文摘The sustainability of a country inevitably depends on proper taxation system. To date, there are many taxes implemented by the ruling authorities of a country. The taxes that are sourced from stock markets or share markets are paramount to better govern a country. The capital gain tax (CGT), which is incurred in disposing the shares or stocks owned by an investor or an institution, is one of the taxes implemented in stock markets. Though in the past many attempts have been made to properly streamline the CGT, the methodologies or the approaches used in the implementation of CGT, even in the United States, are not well-grounded from a scientific point of view.
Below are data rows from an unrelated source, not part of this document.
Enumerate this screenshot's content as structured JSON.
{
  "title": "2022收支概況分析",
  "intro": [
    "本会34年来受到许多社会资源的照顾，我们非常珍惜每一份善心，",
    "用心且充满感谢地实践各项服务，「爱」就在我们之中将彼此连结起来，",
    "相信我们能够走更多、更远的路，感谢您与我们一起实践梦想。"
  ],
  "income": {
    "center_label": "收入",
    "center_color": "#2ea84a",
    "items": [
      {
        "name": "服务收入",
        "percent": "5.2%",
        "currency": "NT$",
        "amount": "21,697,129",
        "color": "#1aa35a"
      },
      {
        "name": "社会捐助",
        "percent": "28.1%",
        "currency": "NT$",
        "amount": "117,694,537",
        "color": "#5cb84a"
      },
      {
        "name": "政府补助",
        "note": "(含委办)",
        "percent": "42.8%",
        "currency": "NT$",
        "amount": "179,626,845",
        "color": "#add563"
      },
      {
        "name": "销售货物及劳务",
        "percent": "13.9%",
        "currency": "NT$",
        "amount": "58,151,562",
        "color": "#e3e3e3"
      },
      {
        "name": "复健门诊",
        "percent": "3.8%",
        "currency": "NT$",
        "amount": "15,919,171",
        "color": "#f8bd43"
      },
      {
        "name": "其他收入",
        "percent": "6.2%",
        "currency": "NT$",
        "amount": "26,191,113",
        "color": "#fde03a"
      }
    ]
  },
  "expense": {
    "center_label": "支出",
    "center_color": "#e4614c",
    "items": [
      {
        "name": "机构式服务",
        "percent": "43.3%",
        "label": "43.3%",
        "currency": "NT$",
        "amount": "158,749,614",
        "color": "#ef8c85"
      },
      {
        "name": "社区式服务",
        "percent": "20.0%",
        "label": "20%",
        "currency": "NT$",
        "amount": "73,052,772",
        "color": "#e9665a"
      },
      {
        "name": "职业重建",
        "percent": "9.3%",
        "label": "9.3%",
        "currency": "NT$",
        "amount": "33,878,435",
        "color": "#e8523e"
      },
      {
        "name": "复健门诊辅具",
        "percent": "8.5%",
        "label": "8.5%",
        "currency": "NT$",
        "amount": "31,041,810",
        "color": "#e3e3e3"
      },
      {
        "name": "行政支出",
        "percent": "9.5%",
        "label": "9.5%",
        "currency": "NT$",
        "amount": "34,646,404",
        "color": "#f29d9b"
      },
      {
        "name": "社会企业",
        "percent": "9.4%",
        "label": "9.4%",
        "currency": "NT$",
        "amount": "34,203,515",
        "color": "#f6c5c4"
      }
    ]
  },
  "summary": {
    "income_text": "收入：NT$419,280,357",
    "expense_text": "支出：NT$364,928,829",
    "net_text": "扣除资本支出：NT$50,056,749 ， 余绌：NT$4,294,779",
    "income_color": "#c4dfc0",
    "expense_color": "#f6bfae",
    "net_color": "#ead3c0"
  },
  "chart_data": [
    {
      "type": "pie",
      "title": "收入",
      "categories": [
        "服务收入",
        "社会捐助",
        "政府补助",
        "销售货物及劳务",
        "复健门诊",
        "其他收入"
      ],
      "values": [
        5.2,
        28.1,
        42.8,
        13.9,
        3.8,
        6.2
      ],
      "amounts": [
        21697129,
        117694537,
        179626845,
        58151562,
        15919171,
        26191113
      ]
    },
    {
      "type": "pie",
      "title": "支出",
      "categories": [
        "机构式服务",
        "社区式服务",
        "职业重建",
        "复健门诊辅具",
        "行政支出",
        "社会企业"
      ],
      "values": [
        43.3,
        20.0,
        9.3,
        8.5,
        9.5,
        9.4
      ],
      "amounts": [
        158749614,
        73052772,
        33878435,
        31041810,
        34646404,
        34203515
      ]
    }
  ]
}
Therefore, in this paper, a simplified approach based on the assumption that the CGT is implemented on a yearly basis is proposed. The CGT is calculated for each stock owned by an investor or an institution. The approach is implemented using an open access platform: AMP (Apache-MySQL-PHP). Subsequently, the proposed approach is tested using some hypothetical data. The proposed approach, which is easy-to-use, practical and un-biased, is of use to any country that is willing to progress towards the sustainability. Moreover, the proposed approach with the current technology will enhance the developing nations which have large size of informal economy, on designing and implementing effective tax policies and administrations.